La stratégie du loud quitting
Pour se faire augmenter, ils menacent de démissionner... ce qui est risqué

Si l'employeur refuse d'écouter, cela peut devenir bruyant: de plus en plus d'employés se lâchent pour obtenir une augmentation de salaire et menacent de démissionner.
Publié: 01.05.2023 à 14:01 heures
Martin Schmidt

On pourrait s'attendre à ce que les employés aient le dernier mot dans les négociations en raison de la pénurie actuelle de personnel qualifié. Mais en réalité, ils se cassent souvent les dents sur la question des augmentations de salaire. Cela génère de la frustration et, depuis peu, une attitude moins tolérante. Certains collaborateurs se lâchent et menacent même de démissionner s'ils n'obtiennent pas une augmentation de salaire: un phénomène que l'on nomme le «loud quitting».

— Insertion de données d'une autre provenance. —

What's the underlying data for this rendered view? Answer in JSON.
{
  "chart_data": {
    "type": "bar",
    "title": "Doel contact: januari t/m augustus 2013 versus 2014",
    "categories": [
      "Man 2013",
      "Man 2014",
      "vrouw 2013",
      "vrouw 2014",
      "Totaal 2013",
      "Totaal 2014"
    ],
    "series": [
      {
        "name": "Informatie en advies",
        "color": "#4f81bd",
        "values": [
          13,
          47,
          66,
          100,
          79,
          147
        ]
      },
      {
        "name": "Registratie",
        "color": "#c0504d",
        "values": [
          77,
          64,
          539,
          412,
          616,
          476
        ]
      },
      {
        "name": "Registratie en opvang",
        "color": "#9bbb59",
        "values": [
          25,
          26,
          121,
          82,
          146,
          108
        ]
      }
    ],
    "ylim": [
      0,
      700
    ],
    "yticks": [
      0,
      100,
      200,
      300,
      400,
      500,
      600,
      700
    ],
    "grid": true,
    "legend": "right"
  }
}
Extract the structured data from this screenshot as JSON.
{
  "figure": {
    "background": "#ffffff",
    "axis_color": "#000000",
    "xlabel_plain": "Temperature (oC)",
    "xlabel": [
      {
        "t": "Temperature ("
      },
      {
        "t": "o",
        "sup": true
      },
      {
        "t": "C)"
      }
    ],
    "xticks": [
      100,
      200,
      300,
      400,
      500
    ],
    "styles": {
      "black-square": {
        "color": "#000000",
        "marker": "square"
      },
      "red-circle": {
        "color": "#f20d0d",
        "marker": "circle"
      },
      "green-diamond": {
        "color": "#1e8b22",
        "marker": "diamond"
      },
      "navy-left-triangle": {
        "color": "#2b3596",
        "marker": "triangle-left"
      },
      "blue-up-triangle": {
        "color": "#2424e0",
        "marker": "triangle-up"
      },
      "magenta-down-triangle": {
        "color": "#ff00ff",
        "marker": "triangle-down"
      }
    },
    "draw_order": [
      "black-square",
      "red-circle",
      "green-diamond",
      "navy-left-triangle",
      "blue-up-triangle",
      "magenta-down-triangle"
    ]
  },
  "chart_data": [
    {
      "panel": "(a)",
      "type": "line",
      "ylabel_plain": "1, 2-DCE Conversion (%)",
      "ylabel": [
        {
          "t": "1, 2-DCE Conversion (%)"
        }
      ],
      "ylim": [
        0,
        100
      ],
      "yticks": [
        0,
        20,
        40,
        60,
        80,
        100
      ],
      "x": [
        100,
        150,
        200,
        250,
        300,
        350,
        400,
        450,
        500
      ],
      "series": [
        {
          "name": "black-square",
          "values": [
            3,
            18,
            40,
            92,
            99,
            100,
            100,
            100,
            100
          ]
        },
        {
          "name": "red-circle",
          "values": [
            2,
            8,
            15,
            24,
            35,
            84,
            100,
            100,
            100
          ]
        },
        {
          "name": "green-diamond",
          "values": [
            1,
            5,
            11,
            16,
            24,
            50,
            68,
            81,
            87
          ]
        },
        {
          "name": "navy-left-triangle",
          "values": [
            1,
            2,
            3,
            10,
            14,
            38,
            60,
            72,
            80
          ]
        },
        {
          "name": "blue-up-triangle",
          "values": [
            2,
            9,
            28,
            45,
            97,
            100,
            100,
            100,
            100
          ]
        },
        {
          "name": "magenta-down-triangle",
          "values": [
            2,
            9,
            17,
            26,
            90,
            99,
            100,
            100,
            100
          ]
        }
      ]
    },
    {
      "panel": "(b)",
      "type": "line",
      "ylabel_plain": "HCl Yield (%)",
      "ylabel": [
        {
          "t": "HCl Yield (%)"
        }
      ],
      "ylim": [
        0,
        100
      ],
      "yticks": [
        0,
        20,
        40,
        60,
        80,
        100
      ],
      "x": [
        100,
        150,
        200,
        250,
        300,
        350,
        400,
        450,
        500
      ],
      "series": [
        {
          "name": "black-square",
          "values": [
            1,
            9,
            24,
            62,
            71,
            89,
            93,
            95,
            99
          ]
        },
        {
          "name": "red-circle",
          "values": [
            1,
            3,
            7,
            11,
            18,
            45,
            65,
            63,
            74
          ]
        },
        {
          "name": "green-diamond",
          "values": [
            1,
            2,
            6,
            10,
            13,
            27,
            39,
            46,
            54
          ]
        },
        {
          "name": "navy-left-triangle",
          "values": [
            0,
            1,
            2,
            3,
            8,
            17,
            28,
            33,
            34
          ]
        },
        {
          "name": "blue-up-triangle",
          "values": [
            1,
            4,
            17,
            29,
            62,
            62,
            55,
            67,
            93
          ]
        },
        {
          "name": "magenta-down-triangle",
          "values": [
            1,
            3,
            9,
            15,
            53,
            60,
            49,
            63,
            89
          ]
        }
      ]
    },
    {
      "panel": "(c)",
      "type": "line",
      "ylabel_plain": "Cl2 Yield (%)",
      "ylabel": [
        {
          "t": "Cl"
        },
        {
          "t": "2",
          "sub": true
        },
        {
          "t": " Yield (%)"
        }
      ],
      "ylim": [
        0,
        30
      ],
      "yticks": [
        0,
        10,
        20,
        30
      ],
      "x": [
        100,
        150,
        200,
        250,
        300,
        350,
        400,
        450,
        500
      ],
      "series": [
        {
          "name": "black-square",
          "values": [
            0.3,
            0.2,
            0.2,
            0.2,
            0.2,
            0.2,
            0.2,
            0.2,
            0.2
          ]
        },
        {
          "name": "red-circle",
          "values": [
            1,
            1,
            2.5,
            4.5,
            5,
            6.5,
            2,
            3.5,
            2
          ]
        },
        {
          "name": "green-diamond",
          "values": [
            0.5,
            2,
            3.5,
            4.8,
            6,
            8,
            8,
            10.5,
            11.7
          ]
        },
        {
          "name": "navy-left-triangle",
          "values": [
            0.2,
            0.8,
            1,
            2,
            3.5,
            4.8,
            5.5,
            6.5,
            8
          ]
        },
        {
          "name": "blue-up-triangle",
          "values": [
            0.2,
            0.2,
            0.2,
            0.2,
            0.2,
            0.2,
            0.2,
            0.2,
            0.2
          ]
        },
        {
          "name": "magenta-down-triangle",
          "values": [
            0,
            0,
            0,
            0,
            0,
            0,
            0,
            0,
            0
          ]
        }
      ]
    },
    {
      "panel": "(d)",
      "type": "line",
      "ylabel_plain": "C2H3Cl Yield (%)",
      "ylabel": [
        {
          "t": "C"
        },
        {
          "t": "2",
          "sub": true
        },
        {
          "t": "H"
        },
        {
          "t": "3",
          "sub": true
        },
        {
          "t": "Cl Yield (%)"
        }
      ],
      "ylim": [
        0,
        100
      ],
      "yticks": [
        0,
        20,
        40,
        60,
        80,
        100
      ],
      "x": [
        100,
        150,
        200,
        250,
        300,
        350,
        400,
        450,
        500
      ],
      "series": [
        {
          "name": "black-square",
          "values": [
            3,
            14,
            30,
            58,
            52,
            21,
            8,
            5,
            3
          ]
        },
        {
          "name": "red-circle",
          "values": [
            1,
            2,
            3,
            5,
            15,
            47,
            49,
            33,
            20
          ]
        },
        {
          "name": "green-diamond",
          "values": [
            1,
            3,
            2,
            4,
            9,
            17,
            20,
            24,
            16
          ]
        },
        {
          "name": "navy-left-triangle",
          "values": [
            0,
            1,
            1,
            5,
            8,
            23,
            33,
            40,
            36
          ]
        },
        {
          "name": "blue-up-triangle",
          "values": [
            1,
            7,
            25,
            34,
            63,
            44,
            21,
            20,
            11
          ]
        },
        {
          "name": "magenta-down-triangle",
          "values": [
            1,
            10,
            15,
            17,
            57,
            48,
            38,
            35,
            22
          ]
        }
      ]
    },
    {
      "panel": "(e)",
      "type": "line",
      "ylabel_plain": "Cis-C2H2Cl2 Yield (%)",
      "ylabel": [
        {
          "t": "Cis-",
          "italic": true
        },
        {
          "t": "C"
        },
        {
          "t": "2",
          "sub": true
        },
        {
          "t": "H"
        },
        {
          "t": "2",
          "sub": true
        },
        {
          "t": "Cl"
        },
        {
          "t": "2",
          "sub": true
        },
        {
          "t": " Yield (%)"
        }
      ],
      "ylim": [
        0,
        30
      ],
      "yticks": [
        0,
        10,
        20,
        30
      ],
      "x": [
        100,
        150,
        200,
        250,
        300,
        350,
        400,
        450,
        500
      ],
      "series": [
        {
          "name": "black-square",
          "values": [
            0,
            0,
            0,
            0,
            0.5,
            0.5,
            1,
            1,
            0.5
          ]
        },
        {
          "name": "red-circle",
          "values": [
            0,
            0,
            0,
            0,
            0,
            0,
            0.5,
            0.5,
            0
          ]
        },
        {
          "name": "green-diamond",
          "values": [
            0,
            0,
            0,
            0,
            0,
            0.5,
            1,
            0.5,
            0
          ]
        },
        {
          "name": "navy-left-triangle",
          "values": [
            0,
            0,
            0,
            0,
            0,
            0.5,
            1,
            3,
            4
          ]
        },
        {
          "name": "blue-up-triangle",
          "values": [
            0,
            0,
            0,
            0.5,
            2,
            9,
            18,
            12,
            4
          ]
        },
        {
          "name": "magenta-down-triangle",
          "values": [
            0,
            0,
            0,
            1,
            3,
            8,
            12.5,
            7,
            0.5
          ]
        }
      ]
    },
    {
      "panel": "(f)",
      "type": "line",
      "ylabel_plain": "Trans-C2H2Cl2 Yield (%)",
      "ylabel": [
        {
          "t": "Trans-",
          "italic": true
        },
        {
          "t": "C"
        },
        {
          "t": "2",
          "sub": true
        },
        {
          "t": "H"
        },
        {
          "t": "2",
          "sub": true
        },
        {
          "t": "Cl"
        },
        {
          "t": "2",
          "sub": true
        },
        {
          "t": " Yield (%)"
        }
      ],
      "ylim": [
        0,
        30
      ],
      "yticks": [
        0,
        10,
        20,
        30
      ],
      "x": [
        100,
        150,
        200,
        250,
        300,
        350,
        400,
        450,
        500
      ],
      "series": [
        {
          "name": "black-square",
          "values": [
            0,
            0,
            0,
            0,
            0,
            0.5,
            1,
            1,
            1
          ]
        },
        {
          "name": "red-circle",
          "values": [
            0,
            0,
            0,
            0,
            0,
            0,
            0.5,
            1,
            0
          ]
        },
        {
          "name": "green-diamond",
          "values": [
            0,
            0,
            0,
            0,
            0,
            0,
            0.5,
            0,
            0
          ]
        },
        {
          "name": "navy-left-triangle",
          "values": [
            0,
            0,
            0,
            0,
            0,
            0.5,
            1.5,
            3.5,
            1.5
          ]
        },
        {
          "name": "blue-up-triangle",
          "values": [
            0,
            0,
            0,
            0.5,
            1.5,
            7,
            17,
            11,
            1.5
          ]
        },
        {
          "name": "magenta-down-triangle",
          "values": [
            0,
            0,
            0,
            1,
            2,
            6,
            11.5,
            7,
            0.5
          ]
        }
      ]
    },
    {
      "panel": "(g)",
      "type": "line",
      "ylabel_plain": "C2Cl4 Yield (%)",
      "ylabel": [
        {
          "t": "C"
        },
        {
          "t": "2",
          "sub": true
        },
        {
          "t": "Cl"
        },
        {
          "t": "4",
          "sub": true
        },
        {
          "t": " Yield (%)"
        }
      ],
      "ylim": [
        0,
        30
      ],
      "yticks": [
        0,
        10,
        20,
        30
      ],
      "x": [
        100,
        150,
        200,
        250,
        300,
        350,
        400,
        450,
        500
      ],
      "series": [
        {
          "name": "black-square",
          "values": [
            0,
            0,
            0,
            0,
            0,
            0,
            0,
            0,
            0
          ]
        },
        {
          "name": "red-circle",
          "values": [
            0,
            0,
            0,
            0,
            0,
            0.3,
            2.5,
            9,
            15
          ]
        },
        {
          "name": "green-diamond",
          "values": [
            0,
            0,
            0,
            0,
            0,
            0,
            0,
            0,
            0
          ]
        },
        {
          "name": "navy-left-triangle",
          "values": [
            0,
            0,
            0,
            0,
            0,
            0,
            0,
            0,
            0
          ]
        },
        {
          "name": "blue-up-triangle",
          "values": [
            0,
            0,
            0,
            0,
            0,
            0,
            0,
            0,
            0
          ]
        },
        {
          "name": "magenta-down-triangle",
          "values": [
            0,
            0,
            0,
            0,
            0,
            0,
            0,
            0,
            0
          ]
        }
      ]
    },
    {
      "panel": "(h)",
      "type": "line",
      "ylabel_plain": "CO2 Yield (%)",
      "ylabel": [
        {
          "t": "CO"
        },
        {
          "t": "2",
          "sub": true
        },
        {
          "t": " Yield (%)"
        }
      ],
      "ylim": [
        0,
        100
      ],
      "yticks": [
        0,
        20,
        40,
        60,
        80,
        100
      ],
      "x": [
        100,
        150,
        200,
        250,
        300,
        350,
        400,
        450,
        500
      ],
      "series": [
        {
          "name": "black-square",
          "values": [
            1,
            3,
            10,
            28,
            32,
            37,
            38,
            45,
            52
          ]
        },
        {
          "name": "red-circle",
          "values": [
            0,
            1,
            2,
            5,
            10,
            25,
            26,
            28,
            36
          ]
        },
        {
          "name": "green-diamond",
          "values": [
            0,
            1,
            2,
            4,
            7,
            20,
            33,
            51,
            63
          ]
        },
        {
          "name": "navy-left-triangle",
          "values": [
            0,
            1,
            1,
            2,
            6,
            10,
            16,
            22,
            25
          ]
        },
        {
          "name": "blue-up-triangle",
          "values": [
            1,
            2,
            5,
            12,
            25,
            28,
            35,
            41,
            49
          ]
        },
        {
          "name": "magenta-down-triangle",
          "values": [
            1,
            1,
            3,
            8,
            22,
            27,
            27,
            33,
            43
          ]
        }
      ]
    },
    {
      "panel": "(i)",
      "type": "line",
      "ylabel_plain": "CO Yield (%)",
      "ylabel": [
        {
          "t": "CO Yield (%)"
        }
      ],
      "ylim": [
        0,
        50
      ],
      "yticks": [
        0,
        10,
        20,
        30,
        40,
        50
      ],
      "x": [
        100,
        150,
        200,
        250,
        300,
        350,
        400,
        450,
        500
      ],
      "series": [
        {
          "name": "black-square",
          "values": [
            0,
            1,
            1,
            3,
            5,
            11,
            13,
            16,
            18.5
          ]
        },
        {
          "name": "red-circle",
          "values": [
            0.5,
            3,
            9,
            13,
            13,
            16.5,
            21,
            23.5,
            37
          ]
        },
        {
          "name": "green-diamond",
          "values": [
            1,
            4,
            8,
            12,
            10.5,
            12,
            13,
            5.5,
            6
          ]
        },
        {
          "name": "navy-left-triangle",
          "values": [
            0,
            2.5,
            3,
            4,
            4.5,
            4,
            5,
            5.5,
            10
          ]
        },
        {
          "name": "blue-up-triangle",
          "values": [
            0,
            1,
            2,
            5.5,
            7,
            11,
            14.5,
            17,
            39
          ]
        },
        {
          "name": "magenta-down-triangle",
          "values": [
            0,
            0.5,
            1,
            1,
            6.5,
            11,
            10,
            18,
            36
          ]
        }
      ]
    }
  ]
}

Un coup d'œil sur les chiffres montre que les employeurs ont tendance à se montrer radins en matière d'augmentations de salaire. L'année dernière, l'augmentation générale des prix de 2,8% a plus que mangé l'augmentation moyenne des salaires de 2,2%. En Allemagne et aux Etats-Unis, les salaires réels ont même baissé de plus de 3%. Il n'est donc pas surprenant qu'aux Etats-Unis, les jeunes travailleurs soient plus nombreux à taper du poing sur la table.

Risque de licenciement pour les trop audacieux

«En règle générale, seuls les travailleurs très recherchés sur le marché du travail et qui trouveraient immédiatement un autre emploi font usage de ce moyen», explique Matthias Mölleney, expert du marché du travail, au «Tagesanzeiger».

La pénurie de personnel qualifié ne cesse de s'aggraver: que ce soit dans les soins...
Photo: Luisa Ita
1/5

En effet, celui qui surestime sa position de négociation peut rapidement se retrouver sur le carreau. Car les employeurs peuvent aussi considérer l'attitude chahuteuse comme un manquement de loyauté. Ce qui peut se solder par un avertissement, voire, dans le pire des cas, par un licenciement.

Pénurie attendue de 365'000 spécialistes dans deux ans

Mais la pénurie de personnel qualifié a désormais touché pratiquement tous les secteurs en Suisse: les restaurants et, depuis peu, le groupe hospitalier de Fribourg, réduisent leurs horaires d'ouverture. Les entreprises informatiques et les groupes industriels cherchent désespérément du personnel. Selon une étude de l'agence de placement Dynajobs AG, il manquera 200'000 personnes cette année. Dans deux ans, ce sera 365'000 personnes.

«En période de grave pénurie de main-d'œuvre qualifiée, les travailleurs ont généralement plus de pouvoir, et c'est pourquoi le groupe qui peut se permettre un 'Loud quitting' est inhabituellement important», explique Matthias Mölleney au «Tagesanzeiger».

La semaine à 4 jours pour attirer les salariés

Si certains employeurs sont réticents à accorder des augmentations, d'autres tentent en revanche d'être plus attractifs en proposant des meilleures conditions d'emploi. Blick avait notamment traité de ceux qui mettaient en avant la semaine à 4 jours.

Si une telle démarche semble a priori très coûteuse, elle serait en réalité viable, selon ses précurseurs, car la productivité gagnée semble compenser le jour de travail perdu. D'ailleurs, la population helvétique semble être majoritaire à soutenir un tel rythme de travail. Comme le relaye le «Tagesanzeiger», deux-tiers de la population soutiendrait ce modèle, que l'Islande a d'ailleurs récemment introduit.